I Am 8-Bit

I Am 8-Bit

I Am 8-Bit

by Jon M. Gibson

Chronicle

I have to admit feeling weird about reviewing an art book. What makes me qualified to review modern/pop art pieces about ’80s video games? My recent trips to the San Francisco and NYC MoMAs? An adolescence obsessed with comic books? More likely, I think it’s the affinity I share with the creators of this art that first-generation video games had not only a profound cultural impact but a personal one as well. I Am 8-Bit compiles the mixed-media work of 70 international artists along with the occasional insight into the specific inspiration behind the piece.

As both Gibson and foreward author Chuck Klosterman state in their introductory texts, video games are a kind of interactive television, wherein the person playing the game has a much more personal involvement and attachment to the characters they’re controlling than they do when watching television or films. In this light, the art should be taken as the expression of that relationship after time, adulthood and nostalgia have set in. As expected, Pac-Man and the Mario Brothers act as the muses for most of the pieces in this exhibition. They’re in command to such an extent that it’s almost disappointing to note the lack of variation. It leaves me pining for tributes to my neglected favorite games — heavyweights like “Castlevania” and “Contra” and obscure gems like “Bionic Commando.” Ultimately, it’s all forgivable, since what’s present is so good– especially Tim Tomkinson’s gonzo “Duck Hunter S. Thomson,” where the name truly says it all.

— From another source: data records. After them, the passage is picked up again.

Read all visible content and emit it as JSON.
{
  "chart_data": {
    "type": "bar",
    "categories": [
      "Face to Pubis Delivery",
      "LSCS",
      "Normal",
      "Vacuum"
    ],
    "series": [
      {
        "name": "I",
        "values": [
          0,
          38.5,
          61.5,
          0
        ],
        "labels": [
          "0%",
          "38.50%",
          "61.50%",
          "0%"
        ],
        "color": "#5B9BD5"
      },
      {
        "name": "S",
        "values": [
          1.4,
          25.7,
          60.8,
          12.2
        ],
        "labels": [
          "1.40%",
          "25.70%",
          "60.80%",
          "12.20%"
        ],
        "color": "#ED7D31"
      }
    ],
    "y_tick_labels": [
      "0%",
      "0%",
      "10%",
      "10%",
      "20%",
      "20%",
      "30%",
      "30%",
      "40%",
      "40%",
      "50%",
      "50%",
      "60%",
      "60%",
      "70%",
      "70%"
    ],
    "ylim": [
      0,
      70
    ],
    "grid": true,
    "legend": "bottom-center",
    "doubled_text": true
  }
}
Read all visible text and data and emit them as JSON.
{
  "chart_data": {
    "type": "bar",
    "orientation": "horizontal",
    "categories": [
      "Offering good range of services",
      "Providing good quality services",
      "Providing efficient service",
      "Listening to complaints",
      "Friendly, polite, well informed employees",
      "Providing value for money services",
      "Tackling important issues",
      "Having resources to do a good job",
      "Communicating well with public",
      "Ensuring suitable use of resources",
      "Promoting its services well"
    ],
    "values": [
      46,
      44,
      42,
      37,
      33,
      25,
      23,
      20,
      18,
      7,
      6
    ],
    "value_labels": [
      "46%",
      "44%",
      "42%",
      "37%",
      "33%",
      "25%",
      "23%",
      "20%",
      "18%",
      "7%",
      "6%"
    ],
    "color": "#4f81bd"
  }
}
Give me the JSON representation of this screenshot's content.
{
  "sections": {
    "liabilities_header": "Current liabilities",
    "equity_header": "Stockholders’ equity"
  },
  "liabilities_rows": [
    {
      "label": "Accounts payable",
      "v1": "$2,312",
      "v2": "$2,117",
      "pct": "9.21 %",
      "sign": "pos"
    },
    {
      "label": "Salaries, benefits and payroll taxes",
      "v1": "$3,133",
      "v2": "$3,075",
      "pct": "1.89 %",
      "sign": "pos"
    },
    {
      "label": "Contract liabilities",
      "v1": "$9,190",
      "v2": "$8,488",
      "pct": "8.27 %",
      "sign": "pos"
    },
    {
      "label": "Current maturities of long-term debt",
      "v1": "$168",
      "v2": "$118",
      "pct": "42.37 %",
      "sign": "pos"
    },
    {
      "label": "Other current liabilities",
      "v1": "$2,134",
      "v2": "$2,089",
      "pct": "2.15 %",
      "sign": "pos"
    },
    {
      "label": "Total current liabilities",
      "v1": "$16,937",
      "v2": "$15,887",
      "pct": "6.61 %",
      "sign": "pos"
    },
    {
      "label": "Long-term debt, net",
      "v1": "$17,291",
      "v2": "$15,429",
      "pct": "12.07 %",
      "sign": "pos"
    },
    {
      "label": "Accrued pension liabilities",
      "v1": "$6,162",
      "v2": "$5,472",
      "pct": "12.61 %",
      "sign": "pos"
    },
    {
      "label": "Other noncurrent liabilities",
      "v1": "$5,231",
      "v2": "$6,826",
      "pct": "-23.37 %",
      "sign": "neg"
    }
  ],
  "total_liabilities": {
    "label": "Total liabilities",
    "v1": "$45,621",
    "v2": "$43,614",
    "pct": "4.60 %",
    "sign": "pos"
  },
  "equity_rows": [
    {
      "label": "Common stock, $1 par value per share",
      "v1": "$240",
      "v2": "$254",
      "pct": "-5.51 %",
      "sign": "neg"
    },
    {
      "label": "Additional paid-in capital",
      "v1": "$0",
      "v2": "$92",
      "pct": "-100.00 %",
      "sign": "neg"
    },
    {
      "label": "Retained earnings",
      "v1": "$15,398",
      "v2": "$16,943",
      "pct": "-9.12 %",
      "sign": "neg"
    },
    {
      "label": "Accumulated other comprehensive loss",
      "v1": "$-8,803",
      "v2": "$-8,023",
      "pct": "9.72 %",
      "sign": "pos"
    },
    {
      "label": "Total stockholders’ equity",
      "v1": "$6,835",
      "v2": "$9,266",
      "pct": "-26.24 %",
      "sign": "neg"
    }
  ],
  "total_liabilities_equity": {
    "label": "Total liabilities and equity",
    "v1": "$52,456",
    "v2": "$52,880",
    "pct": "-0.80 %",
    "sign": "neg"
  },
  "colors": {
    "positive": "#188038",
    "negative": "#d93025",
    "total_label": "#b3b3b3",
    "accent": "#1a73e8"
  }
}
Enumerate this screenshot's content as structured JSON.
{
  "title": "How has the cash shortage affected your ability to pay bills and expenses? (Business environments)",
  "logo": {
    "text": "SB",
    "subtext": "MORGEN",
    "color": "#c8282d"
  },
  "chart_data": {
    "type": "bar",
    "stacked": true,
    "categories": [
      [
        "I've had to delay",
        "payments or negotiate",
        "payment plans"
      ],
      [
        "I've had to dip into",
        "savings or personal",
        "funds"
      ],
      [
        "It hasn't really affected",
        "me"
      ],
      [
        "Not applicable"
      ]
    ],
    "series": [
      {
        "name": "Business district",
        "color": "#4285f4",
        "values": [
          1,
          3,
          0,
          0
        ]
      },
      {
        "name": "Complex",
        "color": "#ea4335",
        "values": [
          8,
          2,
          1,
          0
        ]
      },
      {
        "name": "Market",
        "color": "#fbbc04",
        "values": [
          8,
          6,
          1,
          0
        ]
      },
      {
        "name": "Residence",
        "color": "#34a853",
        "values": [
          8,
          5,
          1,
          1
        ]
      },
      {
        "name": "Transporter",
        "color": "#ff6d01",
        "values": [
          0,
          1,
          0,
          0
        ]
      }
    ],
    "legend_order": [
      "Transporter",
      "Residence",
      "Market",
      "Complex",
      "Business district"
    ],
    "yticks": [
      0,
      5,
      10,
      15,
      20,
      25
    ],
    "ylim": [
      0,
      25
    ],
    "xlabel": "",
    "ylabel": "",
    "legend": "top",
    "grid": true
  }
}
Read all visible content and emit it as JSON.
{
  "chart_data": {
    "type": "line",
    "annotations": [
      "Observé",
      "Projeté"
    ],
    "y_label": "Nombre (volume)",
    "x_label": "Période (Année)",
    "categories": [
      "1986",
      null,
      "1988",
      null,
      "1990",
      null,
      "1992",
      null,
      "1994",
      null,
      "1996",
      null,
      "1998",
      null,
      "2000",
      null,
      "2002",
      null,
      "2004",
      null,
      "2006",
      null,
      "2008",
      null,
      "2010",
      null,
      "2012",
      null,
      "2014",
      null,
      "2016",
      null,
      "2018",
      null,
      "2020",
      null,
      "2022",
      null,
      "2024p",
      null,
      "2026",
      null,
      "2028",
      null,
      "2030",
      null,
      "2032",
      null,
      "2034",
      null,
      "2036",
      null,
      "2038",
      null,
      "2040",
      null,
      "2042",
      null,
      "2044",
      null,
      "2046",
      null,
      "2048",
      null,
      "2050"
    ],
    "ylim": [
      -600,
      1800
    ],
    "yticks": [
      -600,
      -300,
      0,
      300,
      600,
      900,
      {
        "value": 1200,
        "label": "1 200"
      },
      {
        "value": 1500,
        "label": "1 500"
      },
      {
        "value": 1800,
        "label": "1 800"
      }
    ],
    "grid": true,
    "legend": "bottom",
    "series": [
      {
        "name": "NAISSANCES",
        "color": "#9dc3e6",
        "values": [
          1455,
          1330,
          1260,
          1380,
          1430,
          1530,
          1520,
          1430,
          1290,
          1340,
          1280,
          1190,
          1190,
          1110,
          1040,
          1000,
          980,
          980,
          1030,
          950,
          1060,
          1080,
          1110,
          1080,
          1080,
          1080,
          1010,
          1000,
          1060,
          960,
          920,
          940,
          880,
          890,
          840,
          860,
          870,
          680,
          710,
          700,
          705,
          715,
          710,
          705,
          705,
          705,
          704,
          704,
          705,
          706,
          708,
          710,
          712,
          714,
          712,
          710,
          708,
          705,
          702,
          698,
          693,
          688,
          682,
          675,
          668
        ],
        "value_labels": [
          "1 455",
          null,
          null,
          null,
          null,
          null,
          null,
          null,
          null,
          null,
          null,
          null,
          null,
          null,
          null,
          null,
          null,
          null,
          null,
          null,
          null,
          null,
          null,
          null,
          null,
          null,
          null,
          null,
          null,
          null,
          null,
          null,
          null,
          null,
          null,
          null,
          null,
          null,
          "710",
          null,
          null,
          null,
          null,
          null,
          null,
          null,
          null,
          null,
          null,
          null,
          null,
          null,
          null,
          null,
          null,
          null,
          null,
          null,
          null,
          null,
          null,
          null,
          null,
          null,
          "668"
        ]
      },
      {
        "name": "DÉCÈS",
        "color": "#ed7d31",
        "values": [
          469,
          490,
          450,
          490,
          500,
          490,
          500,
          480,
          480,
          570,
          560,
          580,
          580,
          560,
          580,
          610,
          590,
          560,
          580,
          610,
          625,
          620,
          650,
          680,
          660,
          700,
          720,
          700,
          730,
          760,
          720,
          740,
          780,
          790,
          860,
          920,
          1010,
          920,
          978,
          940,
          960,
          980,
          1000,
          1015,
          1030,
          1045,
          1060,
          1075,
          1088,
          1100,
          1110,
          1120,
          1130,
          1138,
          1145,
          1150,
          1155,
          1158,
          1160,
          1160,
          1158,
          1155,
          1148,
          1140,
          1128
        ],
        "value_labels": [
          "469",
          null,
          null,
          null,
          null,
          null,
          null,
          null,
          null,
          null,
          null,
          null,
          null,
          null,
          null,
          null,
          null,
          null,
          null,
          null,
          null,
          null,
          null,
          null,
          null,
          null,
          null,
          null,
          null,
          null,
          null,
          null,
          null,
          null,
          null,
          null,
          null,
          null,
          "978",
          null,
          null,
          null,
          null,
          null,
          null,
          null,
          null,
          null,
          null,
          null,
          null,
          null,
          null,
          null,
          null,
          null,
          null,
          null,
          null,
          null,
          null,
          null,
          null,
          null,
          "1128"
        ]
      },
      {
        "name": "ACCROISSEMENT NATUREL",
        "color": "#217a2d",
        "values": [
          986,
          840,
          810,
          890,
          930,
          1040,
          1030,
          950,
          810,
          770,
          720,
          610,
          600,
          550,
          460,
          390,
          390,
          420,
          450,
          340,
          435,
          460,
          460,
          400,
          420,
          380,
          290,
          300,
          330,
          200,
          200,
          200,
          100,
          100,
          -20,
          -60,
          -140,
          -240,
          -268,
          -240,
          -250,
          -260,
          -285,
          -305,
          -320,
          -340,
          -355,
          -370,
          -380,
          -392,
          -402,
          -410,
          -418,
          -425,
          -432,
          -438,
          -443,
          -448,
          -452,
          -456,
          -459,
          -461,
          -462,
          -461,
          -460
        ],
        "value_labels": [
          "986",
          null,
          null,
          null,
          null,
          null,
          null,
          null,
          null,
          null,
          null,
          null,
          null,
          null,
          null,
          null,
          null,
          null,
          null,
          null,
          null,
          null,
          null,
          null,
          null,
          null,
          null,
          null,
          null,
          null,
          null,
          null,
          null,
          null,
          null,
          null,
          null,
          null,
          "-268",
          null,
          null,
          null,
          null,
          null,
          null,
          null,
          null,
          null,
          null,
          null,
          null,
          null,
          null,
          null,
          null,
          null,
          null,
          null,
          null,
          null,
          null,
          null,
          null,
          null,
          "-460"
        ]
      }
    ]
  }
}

What’s most remarkable about the majority of the pieces is the delineation between “cute” and “creepy” that usually got blurred in the games themselves. “Pac-Man’s” ghosts, under the brush of Greg Simkins, become surreal and horrifying, but Anna Chambers’ stuffed “Mario” mushrooms are smiling and adorable. Perhaps the two most telling works come in the form of “Untitled”: one by Peter Gronquist, which features two grenades assembled and painted to resemble Pac-Man and Ms. Pac-Man, and Luke Chueh’s “Dig Dug,” a cartoon-like painting of the hero inflating an enemy to the point of explosion with a bicycle pump, which he calls an “extremely disturbing element” to the game. These takes on dark, absurd and funny forms of violence and surrealism are what seem to have made the deepest impression on these artists. I’m sure the programmers and concept artists of the games that spawned this project are elated and dumbstruck that the weirdness they set forth in the ’80s could have such an affect on the pop art scene of the early 21st century.